We argue that institutional KS is to be analyzed and developed as an integral part of organizational development. Organizational development “is the process through which an organization develops the internal capacity to most efficiently and effectively provide its mission work and to sustain itself over the long term. “ (see Wikipedia).

Organizational development takes place in a constant interaction between Power (decision making and effectiveness managed from the top) and Empowerment (processes that allow us to gain the knowledge, skill-sets and attitude needed to cope with and influence the changing world and the organizational circumstances in which we evolve). We also argue that organizational development is unfolding in a constant effort to the cope with the duality between Complexity and organizational Effectiveness. Complexity is increasing by the scientific research problematic itself, the scope, and the geographical spread and cultural diverse teams that are involved nowadays in our research work to mention only a couple, and Effectiveness is a condition for sustainability. Power, Empowerment, Complexity, and Effectiveness are main pillars and challenges in the path towards beneficial and positive organizational development and are represented in an axes chart (see below).

4 interrelated fields of action

  • Three of the four fields of action created by the axes represent possible areas of KS intervention whereas the forth field between empowerment and effectiveness is the desirable stage where all organizational development efforts are aiming at: Momentum of adoption, impact and satisfaction.
  • The field between Complexity and Empowerment is an area of action that aims at improving skill-sets, knowledge and attitudes. They address issues related to capacity building, and strengthening, M&E, Impact assessment and organizational learning.
  • The field between Power and Complexity deals with strategic planning, development, or change management, as an effort to approach them in a systemic perspective and inclusive approach, based on an active interaction with the whole organization.
  • The field between Effectiveness and Power deals with corporate aspects related to: administrative issue, business reengineering and development, as well as communications, all those efforts that intend to make organizational processes more effective, visible, and transparent.

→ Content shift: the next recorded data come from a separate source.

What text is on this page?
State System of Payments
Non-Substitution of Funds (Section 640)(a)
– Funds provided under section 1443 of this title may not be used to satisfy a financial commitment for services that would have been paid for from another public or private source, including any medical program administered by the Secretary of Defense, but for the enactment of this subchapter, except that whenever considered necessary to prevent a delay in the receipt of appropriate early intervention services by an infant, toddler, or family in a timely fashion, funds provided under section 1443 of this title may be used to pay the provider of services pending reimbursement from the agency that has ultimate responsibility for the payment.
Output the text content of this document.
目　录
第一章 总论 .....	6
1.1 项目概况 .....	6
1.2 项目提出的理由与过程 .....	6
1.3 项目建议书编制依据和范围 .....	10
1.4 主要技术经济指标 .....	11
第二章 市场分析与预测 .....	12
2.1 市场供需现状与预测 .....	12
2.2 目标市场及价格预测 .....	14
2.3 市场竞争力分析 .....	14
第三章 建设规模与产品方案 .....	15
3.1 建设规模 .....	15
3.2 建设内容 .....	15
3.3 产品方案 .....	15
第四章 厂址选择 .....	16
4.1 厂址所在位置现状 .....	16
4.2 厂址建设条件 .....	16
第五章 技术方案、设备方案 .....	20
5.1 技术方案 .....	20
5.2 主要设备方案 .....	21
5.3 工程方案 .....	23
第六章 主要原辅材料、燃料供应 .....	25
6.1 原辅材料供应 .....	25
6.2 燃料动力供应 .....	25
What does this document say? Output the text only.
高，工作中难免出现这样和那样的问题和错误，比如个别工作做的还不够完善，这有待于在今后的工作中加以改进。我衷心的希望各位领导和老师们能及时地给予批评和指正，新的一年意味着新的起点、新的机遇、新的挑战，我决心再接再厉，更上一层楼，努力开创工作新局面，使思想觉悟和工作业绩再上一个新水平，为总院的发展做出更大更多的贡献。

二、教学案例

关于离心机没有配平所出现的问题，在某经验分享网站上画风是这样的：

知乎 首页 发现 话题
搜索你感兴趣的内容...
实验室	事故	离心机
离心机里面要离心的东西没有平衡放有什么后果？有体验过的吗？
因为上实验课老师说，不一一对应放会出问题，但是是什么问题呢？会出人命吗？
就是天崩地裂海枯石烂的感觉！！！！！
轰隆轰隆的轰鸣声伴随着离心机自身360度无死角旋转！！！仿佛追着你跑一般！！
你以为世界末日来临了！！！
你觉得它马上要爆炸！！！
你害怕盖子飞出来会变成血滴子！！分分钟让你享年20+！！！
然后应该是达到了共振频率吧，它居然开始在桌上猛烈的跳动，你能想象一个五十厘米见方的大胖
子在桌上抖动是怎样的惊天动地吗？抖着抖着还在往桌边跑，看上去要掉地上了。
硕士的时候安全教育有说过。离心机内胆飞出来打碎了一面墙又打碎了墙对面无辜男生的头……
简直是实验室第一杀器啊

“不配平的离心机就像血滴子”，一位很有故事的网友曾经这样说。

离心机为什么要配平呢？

The left side of the axes is the area of organizational development that deals with transformative issues; the right side is the area that deals with practical aspects of organizational development.

The circle around the four components reflects their constant interaction; they are all essential to organizational development. We can for example state that: Empowerment which is based on the acknowledgement of organizational complexity and which benefits from management support and participatory decision making processes leads most probably to organizational effectiveness.  We could also say: An organization that empowers its personnel but does not manage a momentum of decision-making is going to reach levels of complexity that are difficult to handle and are getting in the way of effectiveness.   

A framework for Institutional KS project activities
 
Within this suggested framework, the activities of the Institutional KS project can be clustered as follows:

  • The KS Workshop, the KS Toolkit, the evaluation study of Phase 1 of the KS project (2004-2006) as well as the involvement with the KM4Dev community are activities that aim at empowerment of CGIAR staff  based on the acknowledgement of the complexity of organizational realities and our related KM/KS efforts.
  • The involvement in the CGIAR Change Management Process, and AGM events, as well as a planned KM strategy workshop are activities that support strategic planning processes in order to evidence the usefulness of KS approaches in that area. The pilot project with CIFOR on their strategic planning process is also part of this group of activities.
  • The pilot projects with IRRI (research data management) and WorldFish (effective communication through ‘storymercials’) are to be considered as an effort to showcase innovative ideas to make CGIAR daily business more effective and attractive. The KS Web site featuring Web 2.0 tools, and this blog are also to be considered part of this area.